The automotive industry will have a greater incentive to invest in new technologies that reduce CO2 emissions from new cars, under legislation adopted by the European Commission today (25 July 2011).
The Regulation enables motor manufacturers to receive recognition for CO2 savings achieved by fitting new cars with approved "eco-innovations" which reduce emissions. These savings will help the industry meet the European target of limiting CO2 emissions from new cars to an average of 130 grams/km by 2015. Eco-innovations will count for up to 7 g CO2/km towards the target.
Under the Regulation, a technology can qualify as an eco-innovation if it is new to the market, contributes to significant CO2 savings and is not otherwise taken into account in determining the level of CO2 emissions from vehicles. The technology should also aim at improving vehicle propulsion or the energy consumption of devices that are mandatory, without compromising vehicle safety.

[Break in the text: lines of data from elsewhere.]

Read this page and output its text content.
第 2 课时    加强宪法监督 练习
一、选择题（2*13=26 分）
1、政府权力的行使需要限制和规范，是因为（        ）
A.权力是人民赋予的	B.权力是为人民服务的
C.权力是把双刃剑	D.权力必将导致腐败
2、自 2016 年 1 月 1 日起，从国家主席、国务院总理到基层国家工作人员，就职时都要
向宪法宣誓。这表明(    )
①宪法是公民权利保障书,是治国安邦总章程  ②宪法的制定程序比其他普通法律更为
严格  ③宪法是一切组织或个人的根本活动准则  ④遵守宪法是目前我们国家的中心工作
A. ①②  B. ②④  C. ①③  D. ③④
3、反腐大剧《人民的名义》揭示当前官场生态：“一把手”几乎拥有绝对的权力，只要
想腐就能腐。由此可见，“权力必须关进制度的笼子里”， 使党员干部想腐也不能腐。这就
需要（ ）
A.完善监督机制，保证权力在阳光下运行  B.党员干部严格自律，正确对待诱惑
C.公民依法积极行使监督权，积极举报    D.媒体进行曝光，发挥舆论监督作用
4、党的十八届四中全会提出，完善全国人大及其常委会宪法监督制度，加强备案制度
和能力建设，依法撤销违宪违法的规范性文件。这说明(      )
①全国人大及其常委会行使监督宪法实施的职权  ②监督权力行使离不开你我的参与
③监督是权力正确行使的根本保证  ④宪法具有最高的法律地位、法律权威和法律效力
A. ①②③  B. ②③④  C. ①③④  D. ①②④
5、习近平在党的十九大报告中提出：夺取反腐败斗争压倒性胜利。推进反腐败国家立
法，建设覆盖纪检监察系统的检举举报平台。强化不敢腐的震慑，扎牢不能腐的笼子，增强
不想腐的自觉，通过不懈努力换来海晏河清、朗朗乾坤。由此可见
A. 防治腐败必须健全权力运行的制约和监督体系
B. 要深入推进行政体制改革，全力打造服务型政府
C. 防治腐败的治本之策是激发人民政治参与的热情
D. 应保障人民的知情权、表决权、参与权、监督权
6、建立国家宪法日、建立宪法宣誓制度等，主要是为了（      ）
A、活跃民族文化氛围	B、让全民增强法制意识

This means, for instance, that solar panels converting sunlight into electric energy could potentially qualify as an eco-innovation but an energy-efficient in-car music system would not.
The Commission will assess applications submitted by car manufacturers and component suppliers and adopt decisions approving generic eco-innovations. The actual CO2 savings from the eco-innovations for each specific car will be certified as part of the vehicle type approval procedure.
EU legislation requires that by 2015, CO2 emissions from all new cars registered in the EU should not exceed 130 grams/km, around one-fifth below 2007 levels. The target will be gradually phased in: in 2012 65% of each manufacturer's newly registered cars must comply, rising to 75% in 2013, 80% in 2014 and 100% by 2015. Manufacturers whose fleet average exceeds the limit from 2012 will have to pay a penalty for each car registered.
The Commission will develop detailed technical guidelines on how companies should prepare applications to have their eco-innovations recognised.